The Massachusetts College of Emergency Physicians pushed for the ban on ambulance diversion, which is the practice of referring ambulance-driven patients elsewhere because a hospital's emergency department has hit capacity. The organization's president, Joseph M. Bergen, DO, said the health department's data show that the policy appears to have worked well, despite trepidations.

"There were concerns that we would see ambulances stacked up and unable to unload patients and that emergency departments would become even more crowded with even poorer flow numbers," said Dr.
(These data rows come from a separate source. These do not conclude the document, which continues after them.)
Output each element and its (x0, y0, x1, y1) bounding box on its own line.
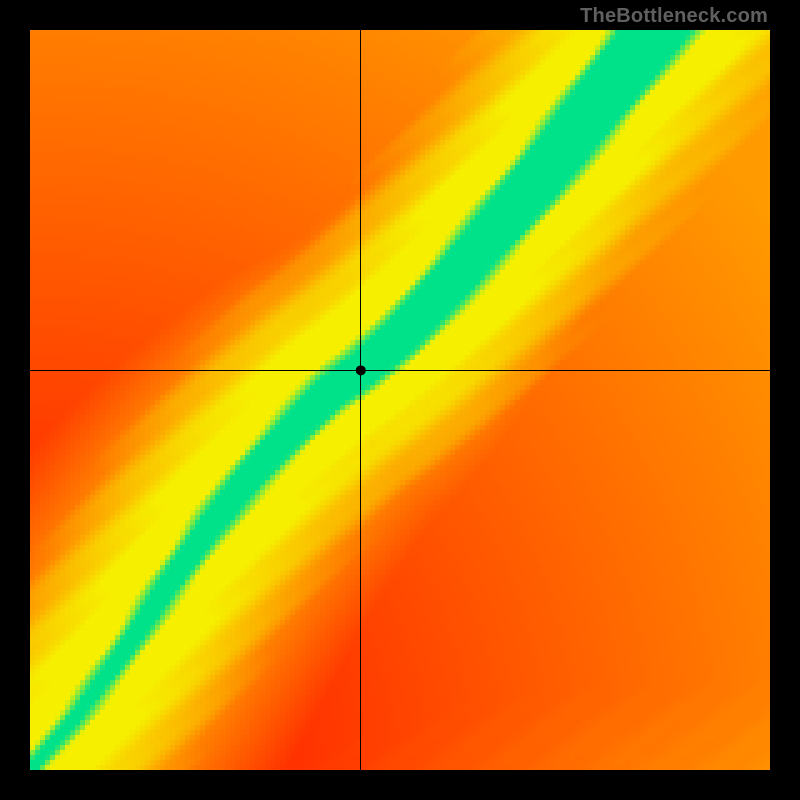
chart-frame: TheBottleneck.com (0, 0, 800, 800)
watermark-text: TheBottleneck.com (580, 5, 768, 28)
overlay-canvas (30, 30, 770, 770)
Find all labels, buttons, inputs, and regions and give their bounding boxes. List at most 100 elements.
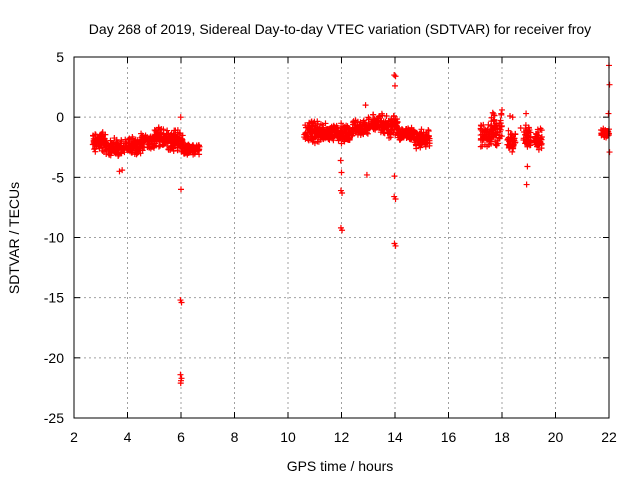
data-point-1043 [390,113,397,120]
data-point-1268 [482,134,489,141]
data-point-473 [176,130,183,137]
data-point-967 [378,110,385,117]
data-point-1045 [381,123,388,130]
x-tick-label-3: 8 [231,429,239,445]
data-point-251 [131,151,138,158]
plot-frame [73,56,610,419]
y-tick-label-2: -5 [52,169,65,185]
data-point-639 [312,123,319,130]
data-point-787 [345,137,352,144]
data-point-247 [132,141,139,148]
data-point-388 [157,135,164,142]
data-point-1411 [522,131,528,138]
data-point-724 [323,126,330,133]
data-point-1398 [520,135,527,142]
data-point-1318 [491,118,498,125]
data-point-642 [305,136,312,143]
data-point-389 [156,132,163,139]
data-point-1127 [404,132,411,139]
data-point-1408 [526,127,533,134]
data-point-69 [101,135,108,142]
data-point-1217 [420,137,427,144]
tick-labels: 2 4 6 8 10 12 14 16 18 20 22 5 0 -5 -10 -15 -20 -25 [44,49,617,445]
data-point-1294 [498,111,505,118]
data-point-390 [157,129,164,136]
data-point-974 [370,111,377,118]
data-point-1515 [363,171,370,178]
data-point-1528 [523,110,530,117]
data-point-1516 [391,72,398,79]
data-point-1216 [421,135,428,142]
data-point-889 [350,130,357,137]
data-point-1523 [392,242,399,249]
data-point-558 [183,144,190,151]
data-point-1207 [412,136,419,143]
data-point-806 [340,132,347,139]
data-point-1533 [605,110,612,117]
data-point-764 [338,140,345,147]
data-point-1436 [538,134,545,141]
y-tick-label-6: -25 [44,410,64,426]
data-point-1517 [392,73,399,80]
data-point-1022 [390,126,397,133]
data-point-1271 [477,125,484,132]
data-point-471 [165,136,172,143]
data-point-554 [186,142,193,149]
data-point-1507 [177,380,184,387]
data-point-1195 [422,143,429,150]
data-point-1351 [509,148,516,155]
data-point-708 [325,136,332,143]
y-tick-label-3: -10 [44,230,64,246]
data-point-1369 [509,143,516,150]
y-axis-label: SDTVAR / TECUs [6,182,22,294]
data-point-1501 [178,186,184,193]
data-point-1497 [600,129,607,136]
x-tick-label-5: 12 [334,429,350,445]
data-point-1215 [413,130,420,137]
data-point-1513 [339,227,346,234]
x-tick-label-8: 18 [494,429,510,445]
data-point-321 [145,144,152,151]
data-point-1500 [177,114,184,121]
data-point-229 [126,136,133,143]
data-point-1132 [396,128,403,135]
data-point-1272 [480,121,487,128]
data-point-167 [115,150,122,157]
data-point-1273 [481,141,488,148]
data-point-237 [124,147,131,154]
data-point-162 [103,141,110,148]
data-point-1449 [534,143,541,150]
data-point-1498 [116,168,123,175]
data-point-1370 [506,142,513,149]
data-point-1120 [401,128,408,135]
data-point-975 [375,123,382,130]
data-point-1326 [492,129,499,136]
data-point-1529 [524,163,531,170]
data-point-1451 [538,127,545,134]
data-point-1327 [496,132,503,139]
data-point-723 [321,129,328,136]
data-point-384 [157,142,164,149]
data-point-354 [151,142,158,149]
data-point-877 [354,123,361,130]
data-point-1527 [517,124,524,131]
data-point-1323 [493,131,500,138]
x-tick-label-9: 20 [548,429,564,445]
x-axis-label: GPS time / hours [287,458,394,474]
data-point-1246 [485,121,492,128]
data-point-458 [174,127,181,134]
data-point-53 [94,135,101,142]
data-point-155 [111,149,118,156]
data-point-972 [368,122,375,129]
x-tick-label-10: 22 [601,429,617,445]
data-point-225 [129,135,136,142]
data-point-1125 [397,132,404,139]
data-point-559 [193,143,200,150]
data-point-811 [334,124,341,131]
data-point-34 [92,148,99,155]
data-point-1325 [493,142,500,149]
y-tick-label-0: 5 [56,49,64,65]
data-point-474 [174,140,181,147]
data-point-888 [354,131,361,138]
data-point-1503 [178,299,185,306]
Bergen, chair of emergency medicine at Emerson Hospital in Concord, Mass. "We have not, to my knowledge, had any major patient care problems as a result of this action, and I submit that most emergency directors would say quite the opposite -- that patient care has improved, because patients are going to the appropriate hospital, where the specialists know them and where their medical records are stored."

Hospitals have made administrative changes to improve patient flow, said Karen Nelson, RN, senior vice president of clinical affairs at the Massachusetts Hospital Assn. Examples include discharging inpatients before noon, adjusting ED staffing, adding overflow units, streamlining admissions and changing elective surgery times.

"Overall, our hospitals are now addressing emergency department overcrowding and diversion as a facilitywide issue, not just an ED issue," Nelson said.

Avoiding diversion

The ambulance diversion ban did not come suddenly. A state task force with representation from physicians, hospitals and others had been working on the issue, and many hospitals in the state already had adopted internal no-diversion policies.

"Many hospitals already were doing a lot of work on patient flow," said Elizabeth Daake, MPH, director of policy development, planning and research for the Bureau of Health Care, Safety and Quality in the Massachusetts Dept. of Public Health. "It is due to the hard work of everyone involved, from policymakers to hospitals themselves to ambulance workers, that [wait times] have stayed so reasonable."

The state's diversion task force is now focusing on ED patient boarding and patient flow, Daake said. Under the regulation, hospitals are still allowed to divert ambulances in the event of facility problems such as loss of electrical power. Daake said health officials from around the country have inquired about adopting the Bay State's policy.

Nationally, one ambulance is diverted every minute, according to the American College of Emergency Physicians. At any moment, one in 10 hospitals is on diversion, said Sandra Schneider, MD, ACEP's president-elect. She said she hopes other states take a tougher line on diversion.

"What I think you're going to see out of [the Massachusetts experience], and what I hope people will begin to understand, is that using the emergency department as an overflow unit for the hospital is dangerous," said Dr. Schneider, professor of emergency medicine at the University of Rochester School of Medicine and Dentistry in New York.

"The bottom line is about what's good for the patients," she said. "In Massachusetts, we've seen that they decided to look at what was good for the patient and that means no ambulance diversion and asking, 'How do we get there?' I give them an amazing amount of credit -- they have done the right thing for people."